In a move called both symbolic and practical, the Covered California board took the first step Thursday toward allowing undocumented residents to purchase health plans – with no state or federal subsidies – through California’s Obamacare marketplace.

The board can’t officially enact that change, which requires state legislation and federal permission, but Covered California officials indicated they were ready to lend support if California lawmakers ask them to.

“The ball is in their court,” said Peter Lee, director of Covered California, who said there is no guarantee that permission would be granted by federal health care officials.

Currently, undocumented residents can purchase a health insurance plan in California through private insurance brokers, but cannot use the Covered California marketplace.

It’s not clear how many undocumented residents would be interested in purchasing plans through the exchange. One estimate, according to a Covered California report, said the potential enrollment is 50,000 individuals.

The move to seek a federal waiver was endorsed by numerous advocacy groups.
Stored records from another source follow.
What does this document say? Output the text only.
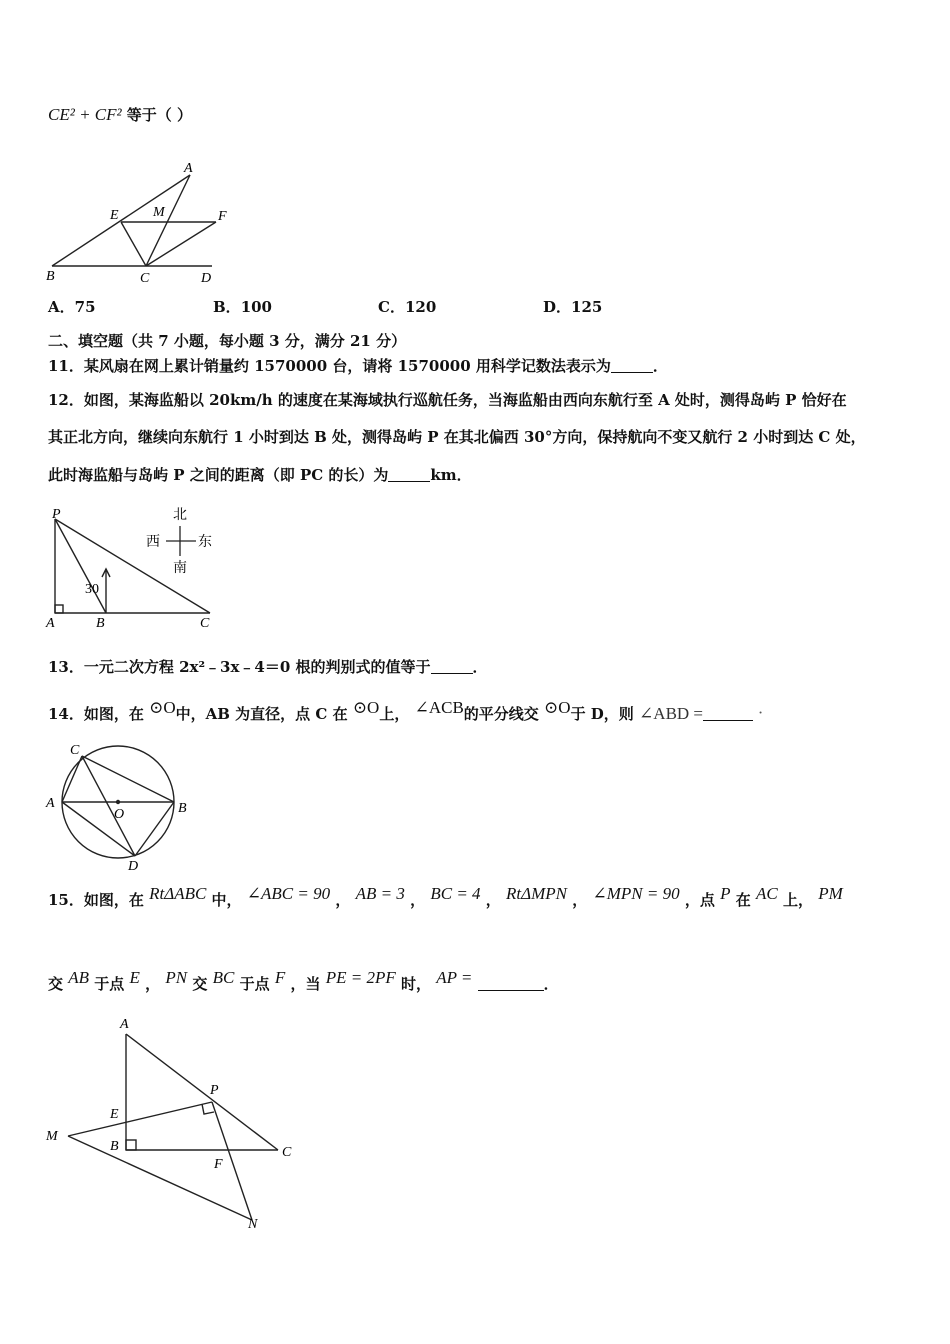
CE² + CF² 等于（ ）
A
E M	F
B	C	D
A．75	B．100	C．120	D．125
二、填空题（共 7 小题，每小题 3 分，满分 21 分）
11．某风扇在网上累计销量约 1570000 台，请将 1570000 用科学记数法表示为	．
12．如图，某海监船以 20km/h 的速度在某海域执行巡航任务，当海监船由西向东航行至 A 处时，测得岛屿 P 恰好在
其正北方向，继续向东航行 1 小时到达 B 处，测得岛屿 P 在其北偏西 30°方向，保持航向不变又航行 2 小时到达 C 处，
此时海监船与岛屿 P 之间的距离（即 PC 的长）为	km．
P
A	B	C
30
北
南
西	东
13．一元二次方程 2x²﹣3x﹣4＝0 根的判别式的值等于	．
14．如图，在 ⊙O中，AB 为直径，点 C 在 ⊙O上， ∠ACB的平分线交 ⊙O于 D，则 ∠ABD =	．
C
A	B
O
D
15．如图，在 RtΔABC 中， ∠ABC = 90 ， AB = 3 ， BC = 4 ， RtΔMPN ， ∠MPN = 90 ，点 P 在 AC 上， PM
交 AB 于点 E ， PN 交 BC 于点 F ，当 PE = 2PF 时， AP =	．
A
E
P
M
B
F
C
N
“This could potentially benefit tens of thousands of (immigrant) Californians,” said Anthony Wright, executive director of Health Access California, a consumer advocacy group. “Beyond the symbolism of inclusion, this will provide practical benefits. It’s allowing people to take on the financial responsibility of getting covered and having health care security. Even folks who disagree with immigration policy can agree that it’s a good thing.”

The board’s analysis Thursday also noted the potential impact on families of “mixed immigration status,” such as when a parent or grandparent is undocumented, and a child or mother is a legal resident. For those families, obtaining health insurance often means different types of policies, public programs and coverage.

If a federal waiver is granted, “it allows (undocumented residents) to purchase a health plan with their own money. It’s a one-door opportunity to get health care as a family,” said Betzabel Estudillo, health policy coordinator for the California Immigrant Policy Center in Los Angeles.

Under the Affordable Care Act, states are allowed to seek federal permission – known as a 1332 waiver – to enact changes, such as covering undocumented residents. The waivers cannot add costs to the federal budget and require state legislation.

In California, that legislation is already underway. Senate Bill 10, by state Sen. Ricardo Lara, D-Bell Gardens, seeks a federal waiver to allow undocumented residents to purchase Covered California policies. It passed the Senate last year.

It “underlines a common-sense belief. If someone can afford to buy insurance, they should be allowed to do so, regardless of their immigration status,” Lara said in an email Thursday. His bill is expected to be taken up by the Assembly Rules Committee in the next few weeks, according to his staff.